Female minke whales will usually produce one offspring every 2 – 3 years and nurse their newborn for 5 – 10 months.

Nursing typically involves feeding the child milk, nurturing it and providing protection against potential threats.

In terms of how long minke whales live for the average lifespan of these marine mammals is 30 – 50 years although some have been known to live for over 60 years.
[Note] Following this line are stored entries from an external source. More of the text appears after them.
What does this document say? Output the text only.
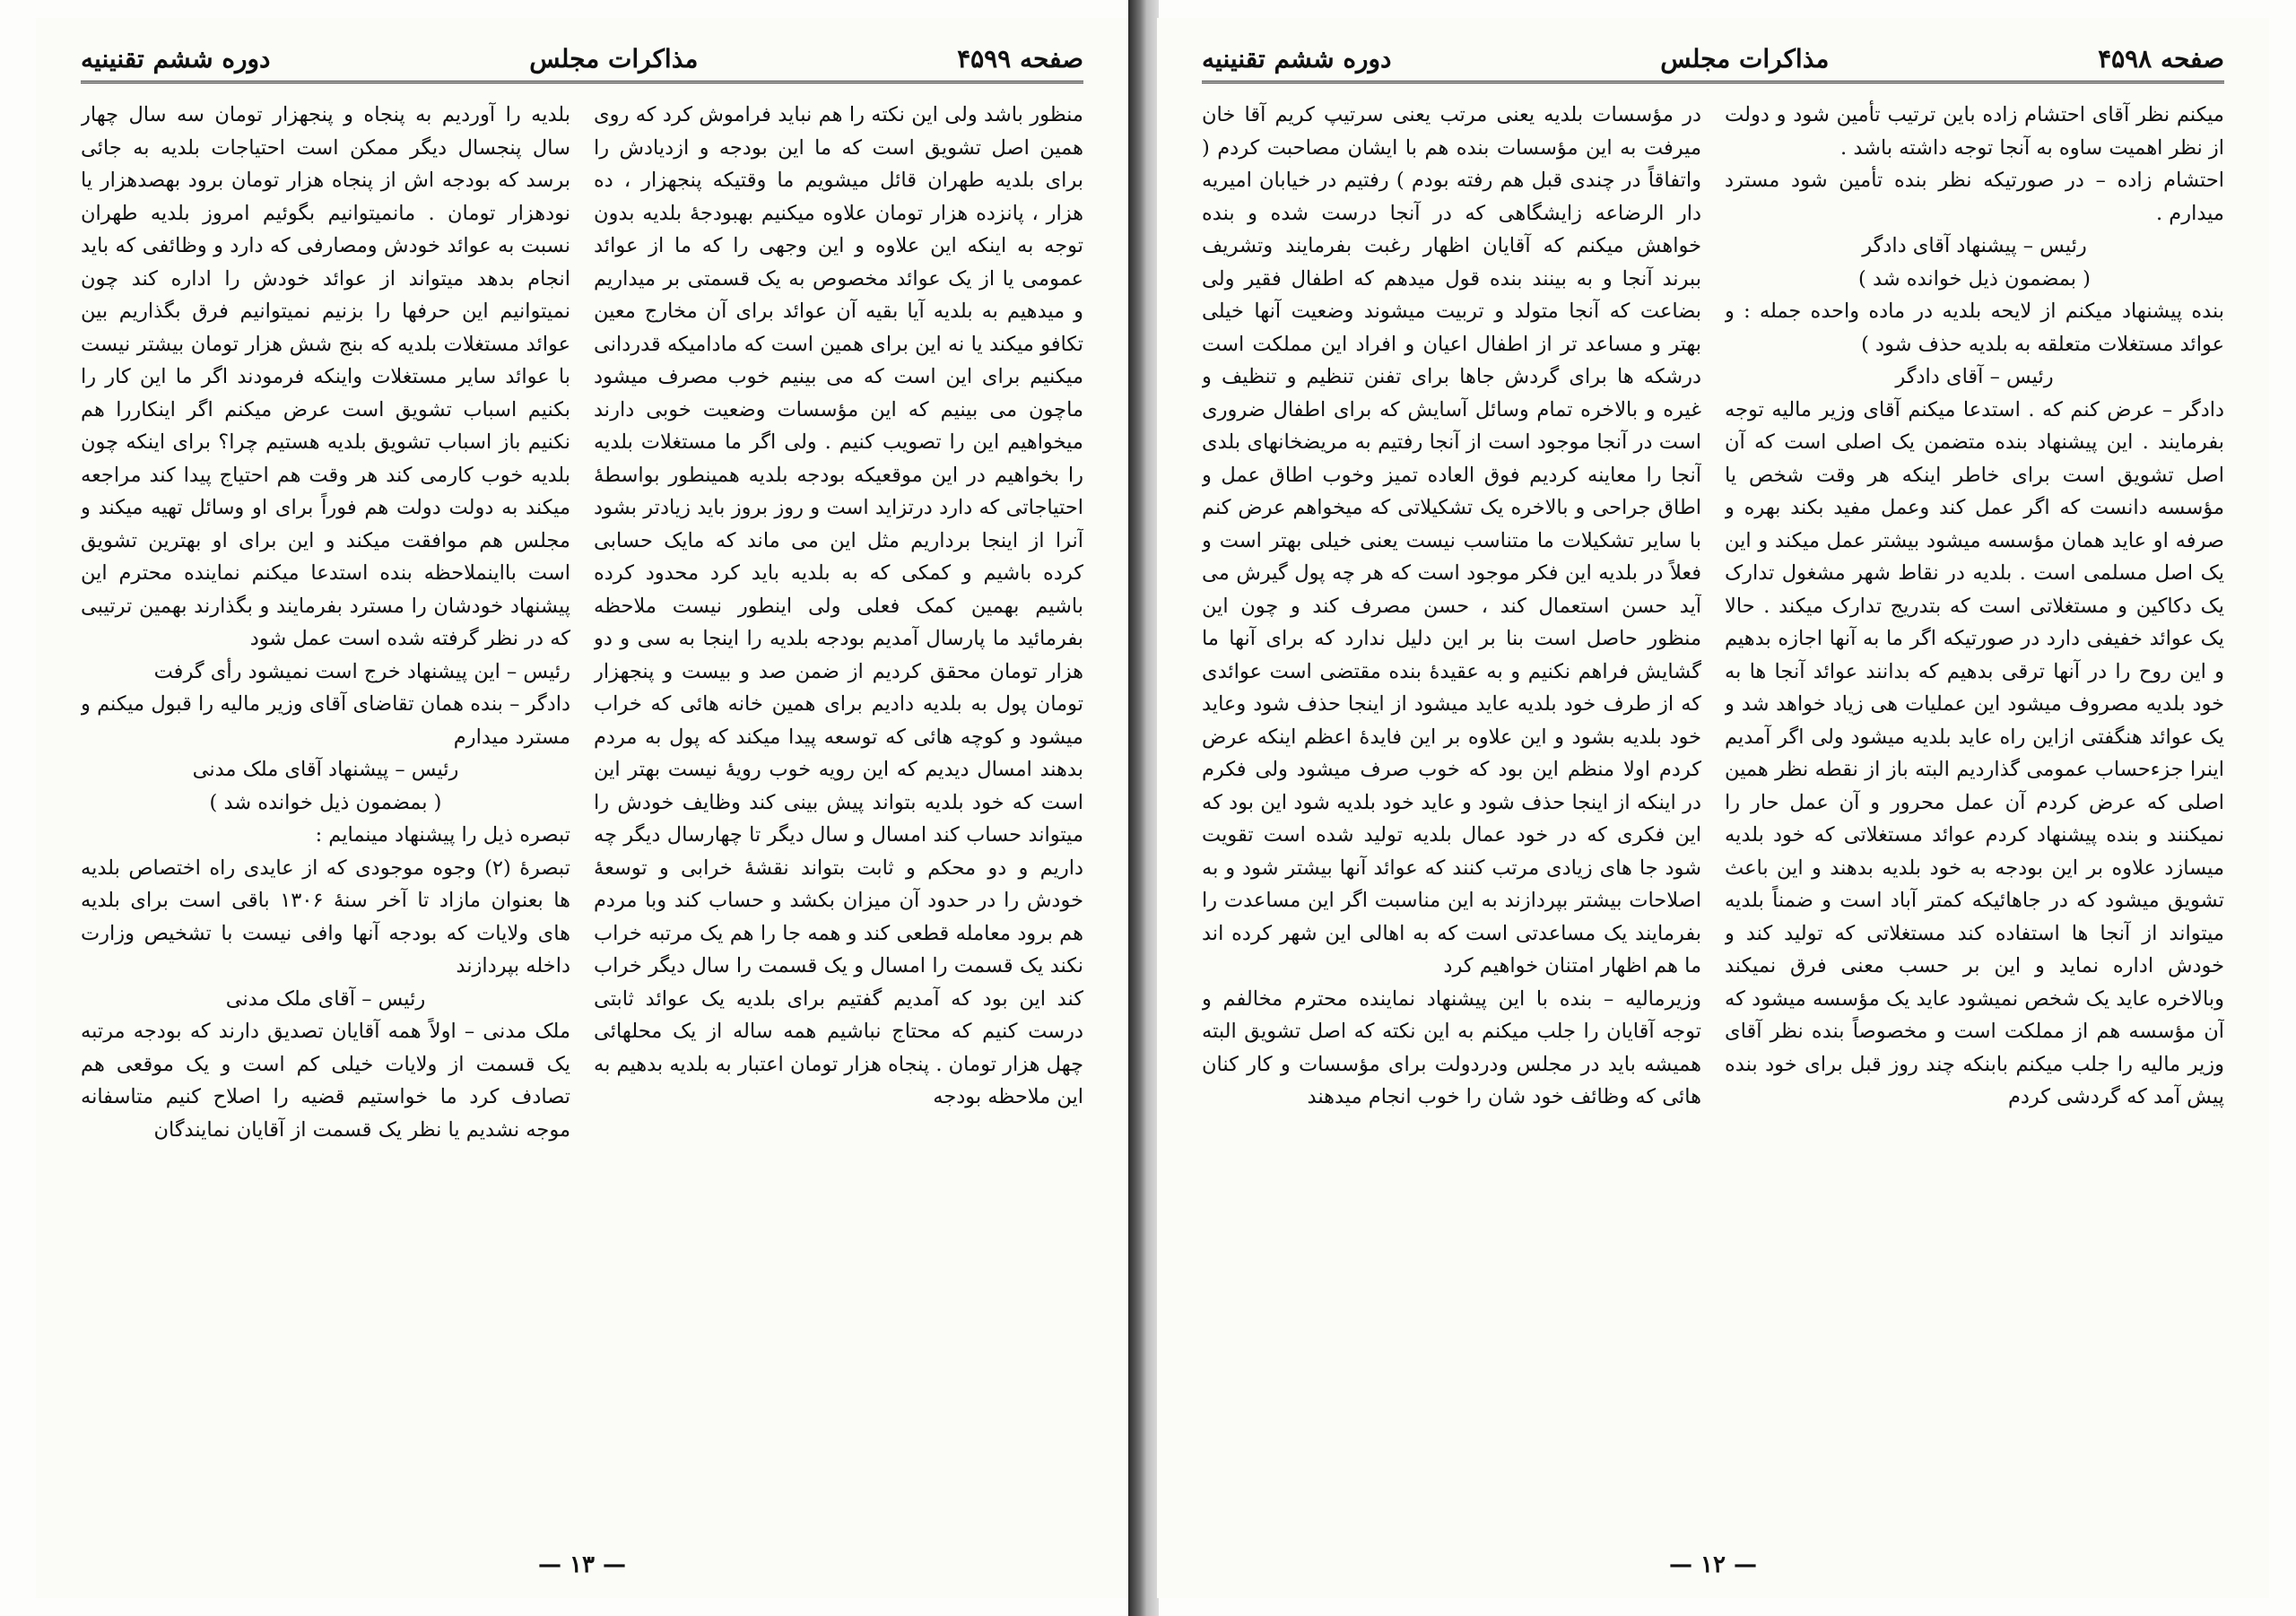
دوره ششم تقنینیه	مذاکرات مجلس	صفحه ۴۵۹۹

منظور باشد ولی این نکته را هم نباید فراموش کرد که روی همین اصل تشویق است که ما این بودجه و ازدیادش را برای بلدیه طهران قائل میشویم ما وقتیکه پنجهزار ، ده هزار ، پانزده هزار تومان علاوه میکنیم بهبودجهٔ بلدیه بدون توجه به اینکه این علاوه و این وجهی را که ما از عوائد عمومی یا از یک عوائد مخصوص به یک قسمتی بر میداریم و میدهیم به بلدیه آیا بقیه آن عوائد برای آن مخارج معین تکافو میکند یا نه این برای همین است که مادامیکه قدردانی میکنیم برای این است که می بینیم خوب مصرف میشود ماچون می بینیم که این مؤسسات وضعیت خوبی دارند میخواهیم این را تصویب کنیم . ولی اگر ما مستغلات بلدیه را بخواهیم در این موقعیکه بودجه بلدیه همینطور بواسطهٔ احتیاجاتی که دارد درتزاید است و روز بروز باید زیادتر بشود آنرا از اینجا برداریم مثل این می ماند که مایک حسابی کرده باشیم و کمکی که به بلدیه باید کرد محدود کرده باشیم بهمین کمک فعلی ولی اینطور نیست ملاحظه بفرمائید ما پارسال آمدیم بودجه بلدیه را اینجا به سی و دو هزار تومان محقق کردیم از ضمن صد و بیست و پنجهزار تومان پول به بلدیه دادیم برای همین خانه هائی که خراب میشود و کوچه هائی که توسعه پیدا میکند که پول به مردم بدهند امسال دیدیم که این رویه خوب رویهٔ نیست بهتر این است که خود بلدیه بتواند پیش بینی کند وظایف خودش را میتواند حساب کند امسال و سال دیگر تا چهارسال دیگر چه داریم و دو محکم و ثابت بتواند نقشهٔ خرابی و توسعهٔ خودش را در حدود آن میزان بکشد و حساب کند وبا مردم هم برود معامله قطعی کند و همه جا را هم یک مرتبه خراب نکند یک قسمت را امسال و یک قسمت را سال دیگر خراب کند این بود که آمدیم گفتیم برای بلدیه یک عوائد ثابتی درست کنیم که محتاج نباشیم همه ساله از یک محلهائی چهل هزار تومان . پنجاه هزار تومان اعتبار به بلدیه بدهیم به این ملاحظه بودجه

بلدیه را آوردیم به پنجاه و پنجهزار تومان سه سال چهار سال پنجسال دیگر ممکن است احتیاجات بلدیه به جائی برسد که بودجه اش از پنجاه هزار تومان برود بهصدهزار یا نودهزار تومان . مانمیتوانیم بگوئیم امروز بلدیه طهران نسبت به عوائد خودش ومصارفی که دارد و وظائفی که باید انجام بدهد میتواند از عوائد خودش را اداره کند چون نمیتوانیم این حرفها را بزنیم نمیتوانیم فرق بگذاریم بین عوائد مستغلات بلدیه که بنج شش هزار تومان بیشتر نیست با عوائد سایر مستغلات واینکه فرمودند اگر ما این کار را بکنیم اسباب تشویق است عرض میکنم اگر اینکاررا هم نکنیم باز اسباب تشویق بلدیه هستیم چرا؟ برای اینکه چون بلدیه خوب کارمی کند هر وقت هم احتیاج پیدا کند مراجعه میکند به دولت دولت هم فوراً برای او وسائل تهیه میکند و مجلس هم موافقت میکند و این برای او بهترین تشویق است بااینملاحظه بنده استدعا میکنم نماینده محترم این پیشنهاد خودشان را مسترد بفرمایند و بگذارند بهمین ترتیبی که در نظر گرفته شده است عمل شود

رئیس – این پیشنهاد خرج است نمیشود رأی گرفت

دادگر – بنده همان تقاضای آقای وزیر مالیه را قبول میکنم و مسترد میدارم

رئیس – پیشنهاد آقای ملک مدنی

( بمضمون ذیل خوانده شد )

تبصره ذیل را پیشنهاد مینمایم :

تبصرهٔ (۲) وجوه موجودی که از عایدی راه اختصاص بلدیه ها بعنوان مازاد تا آخر سنهٔ ۱۳۰۶ باقی است برای بلدیه های ولایات که بودجه آنها وافی نیست با تشخیص وزارت داخله بپردازند

رئیس – آقای ملک مدنی

ملک مدنی – اولاً همه آقایان تصدیق دارند که بودجه مرتبه یک قسمت از ولایات خیلی کم است و یک موقعی هم تصادف کرد ما خواستیم قضیه را اصلاح کنیم متاسفانه موجه نشدیم یا نظر یک قسمت از آقایان نمایندگان

— ۱۳ —
دوره ششم تقنینیه	مذاکرات مجلس	صفحه ۴۵۹۸

میکنم نظر آقای احتشام زاده باین ترتیب تأمین شود و دولت از نظر اهمیت ساوه به آنجا توجه داشته باشد .

احتشام زاده – در صورتیکه نظر بنده تأمین شود مسترد میدارم .

رئیس – پیشنهاد آقای دادگر

( بمضمون ذیل خوانده شد )

بنده پیشنهاد میکنم از لایحه بلدیه در ماده واحده جمله : و عوائد مستغلات متعلقه به بلدیه حذف شود )

رئیس – آقای دادگر

دادگر – عرض کنم که . استدعا میکنم آقای وزیر مالیه توجه بفرمایند . این پیشنهاد بنده متضمن یک اصلی است که آن اصل تشویق است برای خاطر اینکه هر وقت شخص یا مؤسسه دانست که اگر عمل کند وعمل مفید بکند بهره و صرفه او عاید همان مؤسسه میشود بیشتر عمل میکند و این یک اصل مسلمی است . بلدیه در نقاط شهر مشغول تدارک یک دکاکین و مستغلاتی است که بتدریج تدارک میکند . حالا یک عوائد خفیفی دارد در صورتیکه اگر ما به آنها اجازه بدهیم و این روح را در آنها ترقی بدهیم که بدانند عوائد آنجا ها به خود بلدیه مصروف میشود این عملیات هی زیاد خواهد شد و یک عوائد هنگفتی ازاین راه عاید بلدیه میشود ولی اگر آمدیم اینرا جزءحساب عمومی گذاردیم البته باز از نقطه نظر همین اصلی که عرض کردم آن عمل محرور و آن عمل حار را نمیکنند و بنده پیشنهاد کردم عوائد مستغلاتی که خود بلدیه میسازد علاوه بر این بودجه به خود بلدیه بدهند و این باعث تشویق میشود که در جاهائیکه کمتر آباد است و ضمناً بلدیه میتواند از آنجا ها استفاده کند مستغلاتی که تولید کند و خودش اداره نماید و این بر حسب معنی فرق نمیکند وبالاخره عاید یک شخص نمیشود عاید یک مؤسسه میشود که آن مؤسسه هم از مملکت است و مخصوصاً بنده نظر آقای وزیر مالیه را جلب میکنم بابنکه چند روز قبل برای خود بنده پیش آمد که گردشی کردم

در مؤسسات بلدیه یعنی مرتب یعنی سرتیپ کریم آقا خان میرفت به این مؤسسات بنده هم با ایشان مصاحبت کردم ( واتفاقاً در چندی قبل هم رفته بودم ) رفتیم در خیابان امیریه دار الرضاعه زایشگاهی که در آنجا درست شده و بنده خواهش میکنم که آقایان اظهار رغبت بفرمایند وتشریف ببرند آنجا و به بینند بنده قول میدهم که اطفال فقیر ولی بضاعت که آنجا متولد و تربیت میشوند وضعیت آنها خیلی بهتر و مساعد تر از اطفال اعیان و افراد این مملکت است درشکه ها برای گردش جاها برای تفنن تنظیم و تنظیف و غیره و بالاخره تمام وسائل آسایش که برای اطفال ضروری است در آنجا موجود است از آنجا رفتیم به مریضخانهای بلدی آنجا را معاینه کردیم فوق العاده تمیز وخوب اطاق عمل و اطاق جراحی و بالاخره یک تشکیلاتی که میخواهم عرض کنم با سایر تشکیلات ما متناسب نیست یعنی خیلی بهتر است و فعلاً در بلدیه این فکر موجود است که هر چه پول گیرش می آید حسن استعمال کند ، حسن مصرف کند و چون این منظور حاصل است بنا بر این دلیل ندارد که برای آنها ما گشایش فراهم نکنیم و به عقیدهٔ بنده مقتضی است عوائدی که از طرف خود بلدیه عاید میشود از اینجا حذف شود وعاید خود بلدیه بشود و این علاوه بر این فایدهٔ اعظم اینکه عرض کردم اولا منظم این بود که خوب صرف میشود ولی فکرم در اینکه از اینجا حذف شود و عاید خود بلدیه شود این بود که این فکری که در خود عمال بلدیه تولید شده است تقویت شود جا های زیادی مرتب کنند که عوائد آنها بیشتر شود و به اصلاحات بیشتر بپردازند به این مناسبت اگر این مساعدت را بفرمایند یک مساعدتی است که به اهالی این شهر کرده اند ما هم اظهار امتنان خواهیم کرد

وزیرمالیه – بنده با این پیشنهاد نماینده محترم مخالفم و توجه آقایان را جلب میکنم به این نکته که اصل تشویق البته همیشه باید در مجلس ودردولت برای مؤسسات و کار کنان هائی که وظائف خود شان را خوب انجام میدهند

— ۱۲ —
10 Jaw-dropping minke whale facts

  1. Because the minke whale is a marine mammal it shares many of the same characteristics of  land mammals such as the need to breathe air, being born a warm-blooded animal, feeding its young with milk and giving birth to live baby whales instead of laying eggs.
  2. The scientific name for the northern/southern minke whale is, “Balaenoptera acutorostrata/Balaenoptera bonaerensis”.
  3. Measuring in at less than 25 ft. long the minke whale is the second smallest whale within the baleen whale family; although it is estimated that these marine mammals are capable of reaching lengths in excess of 30 ft. on rare occasions. The smallest known baleen whale is the pygmy right whale.
  4. These marine mammals have been recorded holding their breath for up to 25 minutes during long dives and can reach speeds of up to 24 mph. when startled or trying to escape a predator.
  5. The minke whale (along with all cetaceans) is a protected species and hunting them in certain countries could result in steep fines and jail time.
  6. Minke whales make up one of around eighty known species of cetacea.
  7. With an estimated 10 month gestation period the minke whale has one of the shortest gestation periods of all cetaceans. Some species are known to have gestation periods of up to 17 months!
  8. When compared to other marine mammals minke whales are fairly abundant making them one of the most popular marine mammals among whale watchers. Their popularity helps bring in millions of dollars each year to various countries that are known for their whale watching excursions.
  9. Minke whales have very few natural predators, however they are known to occasionally be hunted by packs of killer whales and large sharks.
  10. An adult minke whale (at 20,000 lbs.) can weigh more than an adult African elephant (which can weigh up to 15,000 lbs.).